Mensen lopen de ziekte op door direct contact met besmette lichaamsvloeistoffen van een patiënt of een overledene, zoals bloed, urine, ontlasting, braaksel of speeksel, of met bijvoorbeeld besmette lakens of kleding. Vaak gebeurt dit tijdens begrafenisrituelen. Mannen die de ziekte overleven, moeten een jaar lang condooms gebruiken tijdens seks. Daarnaast kunnen mensen geïnfecteerd raken door direct contact met vleermuizen.
De Egyptische fruitetende vleermuis Rousettus aegyptiacus is de vermoedelijke natuurlijke drager van het marburgvirus.
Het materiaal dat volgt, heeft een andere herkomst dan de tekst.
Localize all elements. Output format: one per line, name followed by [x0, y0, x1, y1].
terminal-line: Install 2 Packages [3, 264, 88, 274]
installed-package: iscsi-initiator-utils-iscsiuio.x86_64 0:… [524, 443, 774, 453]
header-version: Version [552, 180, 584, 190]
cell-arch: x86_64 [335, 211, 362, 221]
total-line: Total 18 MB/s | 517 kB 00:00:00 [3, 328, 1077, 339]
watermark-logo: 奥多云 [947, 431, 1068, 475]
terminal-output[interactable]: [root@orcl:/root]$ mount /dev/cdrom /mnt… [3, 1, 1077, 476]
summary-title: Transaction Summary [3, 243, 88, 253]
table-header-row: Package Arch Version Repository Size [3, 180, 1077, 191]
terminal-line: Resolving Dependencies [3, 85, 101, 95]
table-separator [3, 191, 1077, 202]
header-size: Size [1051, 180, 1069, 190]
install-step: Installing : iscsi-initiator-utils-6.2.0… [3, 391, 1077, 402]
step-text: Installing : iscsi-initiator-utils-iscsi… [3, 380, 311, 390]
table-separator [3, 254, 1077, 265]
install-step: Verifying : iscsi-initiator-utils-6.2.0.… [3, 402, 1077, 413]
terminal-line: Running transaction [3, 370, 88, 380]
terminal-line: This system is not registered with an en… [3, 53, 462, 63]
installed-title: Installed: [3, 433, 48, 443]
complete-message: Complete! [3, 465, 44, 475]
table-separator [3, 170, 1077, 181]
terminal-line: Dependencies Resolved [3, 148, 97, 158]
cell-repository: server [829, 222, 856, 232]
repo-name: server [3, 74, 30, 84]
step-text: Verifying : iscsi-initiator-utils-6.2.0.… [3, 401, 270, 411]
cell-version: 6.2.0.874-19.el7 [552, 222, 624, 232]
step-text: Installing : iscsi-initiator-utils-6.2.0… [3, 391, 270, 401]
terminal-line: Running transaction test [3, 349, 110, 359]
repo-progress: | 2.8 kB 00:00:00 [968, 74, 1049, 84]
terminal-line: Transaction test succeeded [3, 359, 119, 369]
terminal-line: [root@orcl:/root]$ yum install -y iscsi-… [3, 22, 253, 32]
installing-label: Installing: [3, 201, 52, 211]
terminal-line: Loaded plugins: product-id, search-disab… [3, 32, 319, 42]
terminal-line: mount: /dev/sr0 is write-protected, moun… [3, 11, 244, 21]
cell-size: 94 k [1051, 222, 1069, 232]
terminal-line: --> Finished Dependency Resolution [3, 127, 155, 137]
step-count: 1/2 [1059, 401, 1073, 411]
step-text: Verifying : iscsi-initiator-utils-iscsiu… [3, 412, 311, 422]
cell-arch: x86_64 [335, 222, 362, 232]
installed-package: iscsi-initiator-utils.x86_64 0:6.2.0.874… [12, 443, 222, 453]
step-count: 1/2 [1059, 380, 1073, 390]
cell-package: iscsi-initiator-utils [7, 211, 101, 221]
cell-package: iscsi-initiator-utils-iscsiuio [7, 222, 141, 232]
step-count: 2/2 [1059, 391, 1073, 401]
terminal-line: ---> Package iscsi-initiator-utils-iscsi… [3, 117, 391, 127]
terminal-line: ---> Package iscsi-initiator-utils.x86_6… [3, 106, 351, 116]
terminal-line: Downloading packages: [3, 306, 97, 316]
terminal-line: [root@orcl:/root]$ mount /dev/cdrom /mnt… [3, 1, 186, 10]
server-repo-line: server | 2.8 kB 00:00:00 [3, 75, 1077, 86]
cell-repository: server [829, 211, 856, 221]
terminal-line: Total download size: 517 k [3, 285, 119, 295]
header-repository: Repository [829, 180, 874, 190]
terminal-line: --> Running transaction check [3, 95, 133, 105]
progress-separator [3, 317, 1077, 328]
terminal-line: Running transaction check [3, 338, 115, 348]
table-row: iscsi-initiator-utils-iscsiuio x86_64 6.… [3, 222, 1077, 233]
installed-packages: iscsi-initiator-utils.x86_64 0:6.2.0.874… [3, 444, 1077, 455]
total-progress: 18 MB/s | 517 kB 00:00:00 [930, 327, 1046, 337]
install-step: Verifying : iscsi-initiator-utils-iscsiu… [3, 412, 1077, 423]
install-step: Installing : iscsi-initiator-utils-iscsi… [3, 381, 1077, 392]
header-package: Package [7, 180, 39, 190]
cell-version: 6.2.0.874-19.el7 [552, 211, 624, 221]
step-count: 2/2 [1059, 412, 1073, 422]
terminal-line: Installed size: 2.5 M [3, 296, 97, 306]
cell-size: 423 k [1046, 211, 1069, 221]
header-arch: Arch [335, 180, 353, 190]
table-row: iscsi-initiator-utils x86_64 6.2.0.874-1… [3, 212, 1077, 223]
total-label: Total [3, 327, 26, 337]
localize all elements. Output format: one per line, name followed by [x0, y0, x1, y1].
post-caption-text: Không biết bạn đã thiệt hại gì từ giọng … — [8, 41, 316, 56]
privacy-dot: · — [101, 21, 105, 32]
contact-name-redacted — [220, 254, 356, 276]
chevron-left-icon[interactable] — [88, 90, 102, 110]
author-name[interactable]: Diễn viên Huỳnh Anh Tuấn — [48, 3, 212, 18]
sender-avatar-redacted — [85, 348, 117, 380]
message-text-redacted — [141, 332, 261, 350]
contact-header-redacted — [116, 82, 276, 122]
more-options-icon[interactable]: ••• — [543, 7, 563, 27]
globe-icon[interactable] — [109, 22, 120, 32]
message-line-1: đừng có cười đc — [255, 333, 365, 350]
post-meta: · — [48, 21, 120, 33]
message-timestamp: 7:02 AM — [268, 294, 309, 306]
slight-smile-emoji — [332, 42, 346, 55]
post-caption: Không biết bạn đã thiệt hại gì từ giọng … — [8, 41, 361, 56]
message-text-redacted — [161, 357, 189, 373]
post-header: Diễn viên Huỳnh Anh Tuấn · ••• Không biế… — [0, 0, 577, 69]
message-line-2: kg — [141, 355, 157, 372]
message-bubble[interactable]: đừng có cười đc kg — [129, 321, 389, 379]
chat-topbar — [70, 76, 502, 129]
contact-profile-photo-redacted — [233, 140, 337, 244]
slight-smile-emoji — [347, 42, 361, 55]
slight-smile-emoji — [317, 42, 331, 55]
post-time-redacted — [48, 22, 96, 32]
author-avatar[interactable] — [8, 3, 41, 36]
Deze vleermuissoort wordt niet ziek van het virus en komt in verschillende landen in Afrika en in het Midden-Oosten voor. Ook mensapen kunnen het virus oplopen en er ziek van worden – mensen kunnen het dus ook krijgen door het bereiden of eten van apenvlees.
Er bestaan geen goedgekeurde vaccins of medicijnen tegen het marburgvirus. De behandeling bestaat uit het op tijd toedienen van hydraterende dranken of infusen, en de symptomen bestrijden. Verschillende experimentele middelen worden getest.
Vleermuizengrot
De marburgvirusuitbraak in Tanzania volgt dus kort na een uitbraak met hetzelfde virus in Equatoriaal-Guinea, waarover de WHO op 25 februari berichtte. Daar zijn tot 22 maart in totaal negen in het laboratorium bevestigde infecties geteld, en twintig mensen die hoogstwaarschijnlijk ook het virus hadden. Die twintig zijn allemaal overleden, en van de negen bevestigde gevallen ook zeven. De slachtoffers wonen in verschillende gebieden die 150 kilometer uit elkaar liggen.
Ook de uitbraak in Equatoriaal-Guinea is de eerste in dat land. De meest recente gerapporteerde uitbraken van het marburgvirus waren in Ghana in 2022 en in de Republiek Guinee (2021) in West-Afrika, en in Oeganda (2017) in Oost-Afrika.
Het marburgvirus is in 1967 voor het eerst ontdekt na gelijktijdige uitbaken in Marburg en Frankfurt in Duitsland, en in Belgrado in Servië. Die uitbraken kwamen door onderzoek aan uit Oeganda geïmporteerde aapjes.
In 2008 overleed een Nederlandse vrouw in het Leids Universitair Medisch Centrum aan de ziekte na een bezoek aan een vleermuizengrot in Oeganda.